Key Cambridge Weekend Backpack funds in jeopardy; Decker fights governor’s cuts
The prized Weekend Backpack program, which sends home free meals for 475 students and siblings every Friday, got an unpleasant surprise Tuesday when Gov. Charlie Baker proposed eliminating state funding for the program.
“Blindsided by @CharlieBakerMa cuts,” tweeted state Rep. Marjorie C. Decker of the 25th District the next day, of Baker’s midyear budget changes. “Vulnerable people need more support, not less.”
At issue is a $110,000 earmark specifically to fund Cambridge’s program, which is run under the umbrella organization Food For Free. Decker, a Cambridge native who went to the city’s public schools and proudly includes “growing up in public housing” in her résumé, worked to get the earmark into the current year’s budget. This June, Baker vetoed the earmark, but Decker mustered a legislative override from colleagues.
Now, with this week’s fresh round of $18 million worth of cuts, the Food for Free earmark has specifically been eliminated in the $660,000 removed by Baker from the $17.6 million Emergency Food Assistance Program line item.
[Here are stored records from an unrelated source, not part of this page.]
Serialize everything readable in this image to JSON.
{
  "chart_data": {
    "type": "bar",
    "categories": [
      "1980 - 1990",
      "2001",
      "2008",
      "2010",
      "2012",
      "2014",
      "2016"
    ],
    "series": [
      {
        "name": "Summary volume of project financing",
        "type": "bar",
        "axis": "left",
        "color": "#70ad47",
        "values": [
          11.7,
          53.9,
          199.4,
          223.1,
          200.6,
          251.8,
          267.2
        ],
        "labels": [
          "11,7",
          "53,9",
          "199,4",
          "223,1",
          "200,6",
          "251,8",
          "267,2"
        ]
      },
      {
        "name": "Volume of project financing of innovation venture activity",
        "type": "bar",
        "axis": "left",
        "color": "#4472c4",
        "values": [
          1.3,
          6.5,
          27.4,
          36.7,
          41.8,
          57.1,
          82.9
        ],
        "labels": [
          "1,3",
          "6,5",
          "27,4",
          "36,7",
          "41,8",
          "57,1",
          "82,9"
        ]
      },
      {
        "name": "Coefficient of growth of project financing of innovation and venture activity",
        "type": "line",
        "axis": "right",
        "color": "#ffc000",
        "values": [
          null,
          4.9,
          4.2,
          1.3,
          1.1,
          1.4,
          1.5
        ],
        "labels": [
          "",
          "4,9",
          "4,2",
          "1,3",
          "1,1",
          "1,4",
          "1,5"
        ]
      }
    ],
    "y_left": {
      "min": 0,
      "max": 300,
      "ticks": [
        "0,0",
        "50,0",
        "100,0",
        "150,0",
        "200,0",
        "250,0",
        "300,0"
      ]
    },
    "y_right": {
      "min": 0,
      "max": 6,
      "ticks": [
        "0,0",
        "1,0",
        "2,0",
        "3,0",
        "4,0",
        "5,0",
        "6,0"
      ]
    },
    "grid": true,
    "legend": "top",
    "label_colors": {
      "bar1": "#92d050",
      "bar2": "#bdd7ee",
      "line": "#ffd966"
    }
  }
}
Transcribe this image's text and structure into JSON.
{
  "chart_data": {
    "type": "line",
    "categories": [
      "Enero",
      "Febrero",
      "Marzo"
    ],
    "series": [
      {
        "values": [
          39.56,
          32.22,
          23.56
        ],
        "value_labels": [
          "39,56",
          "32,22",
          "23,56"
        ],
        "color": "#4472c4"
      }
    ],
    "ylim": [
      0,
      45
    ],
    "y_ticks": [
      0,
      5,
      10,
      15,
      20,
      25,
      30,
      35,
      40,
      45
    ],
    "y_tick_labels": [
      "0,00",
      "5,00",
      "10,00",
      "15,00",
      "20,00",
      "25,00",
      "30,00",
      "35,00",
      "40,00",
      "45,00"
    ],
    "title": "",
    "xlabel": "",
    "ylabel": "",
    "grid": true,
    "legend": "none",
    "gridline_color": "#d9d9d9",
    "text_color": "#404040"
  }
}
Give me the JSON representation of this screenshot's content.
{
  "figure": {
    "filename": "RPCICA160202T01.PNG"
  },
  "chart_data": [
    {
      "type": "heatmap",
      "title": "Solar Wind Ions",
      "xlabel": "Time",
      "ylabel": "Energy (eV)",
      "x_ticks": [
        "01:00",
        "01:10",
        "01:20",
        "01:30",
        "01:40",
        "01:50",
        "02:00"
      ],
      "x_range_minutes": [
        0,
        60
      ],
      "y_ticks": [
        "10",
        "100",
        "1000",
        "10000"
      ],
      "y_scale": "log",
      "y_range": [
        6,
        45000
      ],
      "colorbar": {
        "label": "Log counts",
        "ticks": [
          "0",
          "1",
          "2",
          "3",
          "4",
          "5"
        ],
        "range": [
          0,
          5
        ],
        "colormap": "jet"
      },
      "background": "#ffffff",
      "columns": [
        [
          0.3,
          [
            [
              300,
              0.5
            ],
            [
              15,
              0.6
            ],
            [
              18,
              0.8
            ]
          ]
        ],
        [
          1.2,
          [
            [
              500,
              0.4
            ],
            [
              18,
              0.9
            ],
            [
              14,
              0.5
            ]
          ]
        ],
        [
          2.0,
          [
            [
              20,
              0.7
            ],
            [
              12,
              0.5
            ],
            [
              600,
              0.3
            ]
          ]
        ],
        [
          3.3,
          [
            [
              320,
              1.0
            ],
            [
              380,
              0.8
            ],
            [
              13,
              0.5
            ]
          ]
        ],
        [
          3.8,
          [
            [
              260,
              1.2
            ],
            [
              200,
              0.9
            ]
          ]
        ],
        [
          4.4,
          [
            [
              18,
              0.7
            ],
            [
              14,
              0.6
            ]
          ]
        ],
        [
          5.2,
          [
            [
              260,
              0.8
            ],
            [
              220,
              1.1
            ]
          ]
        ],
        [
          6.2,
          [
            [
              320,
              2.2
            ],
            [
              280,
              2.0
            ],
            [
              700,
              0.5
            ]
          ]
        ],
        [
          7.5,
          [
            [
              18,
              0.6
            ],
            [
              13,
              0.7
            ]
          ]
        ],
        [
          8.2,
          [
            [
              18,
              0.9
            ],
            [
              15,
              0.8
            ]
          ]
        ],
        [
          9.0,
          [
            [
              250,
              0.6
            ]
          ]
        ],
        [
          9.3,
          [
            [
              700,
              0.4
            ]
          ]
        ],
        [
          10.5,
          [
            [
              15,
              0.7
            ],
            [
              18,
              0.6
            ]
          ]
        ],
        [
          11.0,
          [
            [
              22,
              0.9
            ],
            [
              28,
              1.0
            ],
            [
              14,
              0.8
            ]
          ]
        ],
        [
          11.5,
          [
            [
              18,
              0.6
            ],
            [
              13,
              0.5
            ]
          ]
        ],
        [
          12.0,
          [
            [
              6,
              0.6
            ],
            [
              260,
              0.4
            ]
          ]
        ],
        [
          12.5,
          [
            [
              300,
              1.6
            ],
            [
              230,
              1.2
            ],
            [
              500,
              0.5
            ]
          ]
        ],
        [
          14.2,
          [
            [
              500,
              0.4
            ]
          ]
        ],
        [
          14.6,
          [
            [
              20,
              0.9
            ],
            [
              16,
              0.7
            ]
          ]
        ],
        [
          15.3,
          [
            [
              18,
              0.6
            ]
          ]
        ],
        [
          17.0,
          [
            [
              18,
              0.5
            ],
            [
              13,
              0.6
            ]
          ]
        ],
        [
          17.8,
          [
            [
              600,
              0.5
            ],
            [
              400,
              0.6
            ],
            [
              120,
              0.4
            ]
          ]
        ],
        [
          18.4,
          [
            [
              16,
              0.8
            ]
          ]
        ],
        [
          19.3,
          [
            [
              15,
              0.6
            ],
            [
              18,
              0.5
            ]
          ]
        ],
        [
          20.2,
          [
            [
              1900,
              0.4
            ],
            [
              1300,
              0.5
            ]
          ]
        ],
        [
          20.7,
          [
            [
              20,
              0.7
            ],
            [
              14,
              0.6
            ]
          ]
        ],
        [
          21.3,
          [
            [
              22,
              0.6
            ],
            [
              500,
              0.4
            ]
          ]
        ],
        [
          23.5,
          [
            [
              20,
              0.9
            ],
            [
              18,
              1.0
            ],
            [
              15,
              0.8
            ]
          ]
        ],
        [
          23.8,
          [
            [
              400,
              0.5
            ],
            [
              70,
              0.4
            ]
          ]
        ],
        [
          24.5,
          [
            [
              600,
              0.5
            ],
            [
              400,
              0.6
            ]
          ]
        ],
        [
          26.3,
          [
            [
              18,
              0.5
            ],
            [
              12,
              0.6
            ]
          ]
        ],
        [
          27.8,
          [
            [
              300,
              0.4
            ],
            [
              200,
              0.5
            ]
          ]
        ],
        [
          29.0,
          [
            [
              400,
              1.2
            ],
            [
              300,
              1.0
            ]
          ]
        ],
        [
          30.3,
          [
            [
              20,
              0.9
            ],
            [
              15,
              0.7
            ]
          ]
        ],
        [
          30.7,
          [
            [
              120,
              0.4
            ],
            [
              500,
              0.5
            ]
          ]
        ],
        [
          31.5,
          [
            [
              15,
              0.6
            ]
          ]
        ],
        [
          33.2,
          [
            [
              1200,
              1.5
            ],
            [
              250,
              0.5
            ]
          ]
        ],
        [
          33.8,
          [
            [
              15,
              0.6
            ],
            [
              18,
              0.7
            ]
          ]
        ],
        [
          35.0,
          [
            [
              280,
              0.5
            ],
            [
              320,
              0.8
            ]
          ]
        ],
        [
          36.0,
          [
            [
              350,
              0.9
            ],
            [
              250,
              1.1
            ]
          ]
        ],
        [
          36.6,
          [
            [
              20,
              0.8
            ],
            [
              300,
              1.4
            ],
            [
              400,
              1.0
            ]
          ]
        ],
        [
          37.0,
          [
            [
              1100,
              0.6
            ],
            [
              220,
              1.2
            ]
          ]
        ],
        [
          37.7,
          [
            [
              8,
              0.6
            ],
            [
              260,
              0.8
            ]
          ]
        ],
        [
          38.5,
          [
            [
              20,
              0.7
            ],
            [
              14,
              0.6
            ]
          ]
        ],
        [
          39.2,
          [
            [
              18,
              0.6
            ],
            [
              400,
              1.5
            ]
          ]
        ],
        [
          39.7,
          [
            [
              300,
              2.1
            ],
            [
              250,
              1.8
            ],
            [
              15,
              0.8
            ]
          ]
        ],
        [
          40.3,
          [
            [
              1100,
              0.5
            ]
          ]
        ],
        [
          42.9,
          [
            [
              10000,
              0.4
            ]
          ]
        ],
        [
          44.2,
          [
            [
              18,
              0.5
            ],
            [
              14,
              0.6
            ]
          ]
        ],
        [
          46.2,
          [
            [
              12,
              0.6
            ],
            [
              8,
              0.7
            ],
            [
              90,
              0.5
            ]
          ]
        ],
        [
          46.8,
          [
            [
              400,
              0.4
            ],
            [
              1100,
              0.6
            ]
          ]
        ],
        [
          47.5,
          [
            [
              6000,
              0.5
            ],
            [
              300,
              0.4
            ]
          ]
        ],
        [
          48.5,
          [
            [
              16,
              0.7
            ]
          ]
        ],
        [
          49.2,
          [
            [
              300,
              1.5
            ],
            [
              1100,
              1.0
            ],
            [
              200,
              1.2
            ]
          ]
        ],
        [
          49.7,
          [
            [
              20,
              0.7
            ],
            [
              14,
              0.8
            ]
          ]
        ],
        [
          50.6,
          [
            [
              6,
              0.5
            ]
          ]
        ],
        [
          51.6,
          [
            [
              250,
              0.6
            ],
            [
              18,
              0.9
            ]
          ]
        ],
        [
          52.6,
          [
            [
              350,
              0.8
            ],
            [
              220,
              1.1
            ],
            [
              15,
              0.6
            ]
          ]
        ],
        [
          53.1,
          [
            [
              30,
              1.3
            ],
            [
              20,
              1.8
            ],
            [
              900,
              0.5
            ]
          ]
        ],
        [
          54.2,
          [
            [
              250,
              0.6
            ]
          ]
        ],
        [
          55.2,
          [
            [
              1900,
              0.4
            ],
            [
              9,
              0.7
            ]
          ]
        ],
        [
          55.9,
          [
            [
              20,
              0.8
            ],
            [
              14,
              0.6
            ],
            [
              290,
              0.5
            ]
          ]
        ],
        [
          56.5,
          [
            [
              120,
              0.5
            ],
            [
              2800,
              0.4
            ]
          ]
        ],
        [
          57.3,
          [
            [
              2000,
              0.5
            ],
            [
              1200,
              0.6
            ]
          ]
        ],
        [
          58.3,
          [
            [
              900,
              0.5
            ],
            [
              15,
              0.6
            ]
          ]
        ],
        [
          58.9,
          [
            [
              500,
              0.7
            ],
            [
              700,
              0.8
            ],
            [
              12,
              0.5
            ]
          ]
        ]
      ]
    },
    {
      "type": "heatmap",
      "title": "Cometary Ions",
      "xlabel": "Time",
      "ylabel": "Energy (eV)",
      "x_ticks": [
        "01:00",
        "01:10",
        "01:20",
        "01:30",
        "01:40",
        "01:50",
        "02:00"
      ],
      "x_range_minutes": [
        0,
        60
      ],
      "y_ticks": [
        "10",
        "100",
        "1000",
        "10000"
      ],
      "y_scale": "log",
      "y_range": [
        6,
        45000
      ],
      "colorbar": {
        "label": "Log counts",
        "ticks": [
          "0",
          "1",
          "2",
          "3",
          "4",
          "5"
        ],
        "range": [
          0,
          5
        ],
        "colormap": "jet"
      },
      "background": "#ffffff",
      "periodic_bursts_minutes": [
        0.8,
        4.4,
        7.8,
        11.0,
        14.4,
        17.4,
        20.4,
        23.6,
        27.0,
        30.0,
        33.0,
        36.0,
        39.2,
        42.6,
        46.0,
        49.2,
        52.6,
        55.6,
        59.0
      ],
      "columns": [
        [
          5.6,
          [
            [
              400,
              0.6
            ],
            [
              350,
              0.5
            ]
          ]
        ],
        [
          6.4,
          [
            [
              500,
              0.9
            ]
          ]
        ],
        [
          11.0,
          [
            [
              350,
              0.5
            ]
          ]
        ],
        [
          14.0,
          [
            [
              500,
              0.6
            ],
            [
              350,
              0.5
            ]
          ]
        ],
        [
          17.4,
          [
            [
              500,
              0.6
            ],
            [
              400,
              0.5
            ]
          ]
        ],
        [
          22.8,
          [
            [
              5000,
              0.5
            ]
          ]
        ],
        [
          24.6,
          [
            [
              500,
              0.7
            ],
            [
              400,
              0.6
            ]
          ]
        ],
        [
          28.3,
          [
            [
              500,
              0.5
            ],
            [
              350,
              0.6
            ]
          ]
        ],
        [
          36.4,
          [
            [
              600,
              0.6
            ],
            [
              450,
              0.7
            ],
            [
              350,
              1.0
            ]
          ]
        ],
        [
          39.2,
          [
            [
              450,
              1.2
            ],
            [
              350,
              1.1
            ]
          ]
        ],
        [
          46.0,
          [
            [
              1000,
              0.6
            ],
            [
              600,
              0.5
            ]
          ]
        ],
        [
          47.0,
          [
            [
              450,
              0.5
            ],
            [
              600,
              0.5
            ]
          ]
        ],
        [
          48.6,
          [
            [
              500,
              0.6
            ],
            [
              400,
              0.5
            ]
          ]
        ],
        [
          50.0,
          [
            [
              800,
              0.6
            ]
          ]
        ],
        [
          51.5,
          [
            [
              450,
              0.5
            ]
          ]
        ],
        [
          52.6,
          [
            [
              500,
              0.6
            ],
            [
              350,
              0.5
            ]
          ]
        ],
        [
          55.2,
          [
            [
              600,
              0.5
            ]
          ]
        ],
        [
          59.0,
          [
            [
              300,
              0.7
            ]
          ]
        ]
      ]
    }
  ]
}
“Rep. Decker is working hard on this,” said Paul Fahey, of her staff. In general, he said, “there’s a lot of dissent” with this round of cuts, and Decker is strategizing with Speaker of the House Robert A. DeLeo on restoring the Food for Free money.
The whole group of cuts, representing about 1 percent of the current budget, has drawn sharp criticism from state Democrats, who argue they are unnecessary. Baker’s staff claim they are essential to offset a drop in expected revenue, but Democrats counter that the income drop is slight and, at 1 percent of the budget, could well correct itself by the end of the year. They also point to the fact that the cuts are overwhelmingly earmarks Baker tried to eliminate earlier, including HIV/AIDS prevention, rental housing subsidies and parks and recreation funds, along with the Weekend Backpack Program.
“Rep. Decker is very disappointed that this cut targets vulnerable people,” Fahey said. Especially in light of the previous week’s East Cambridge fire, he said, “this strikes her as tone deaf.”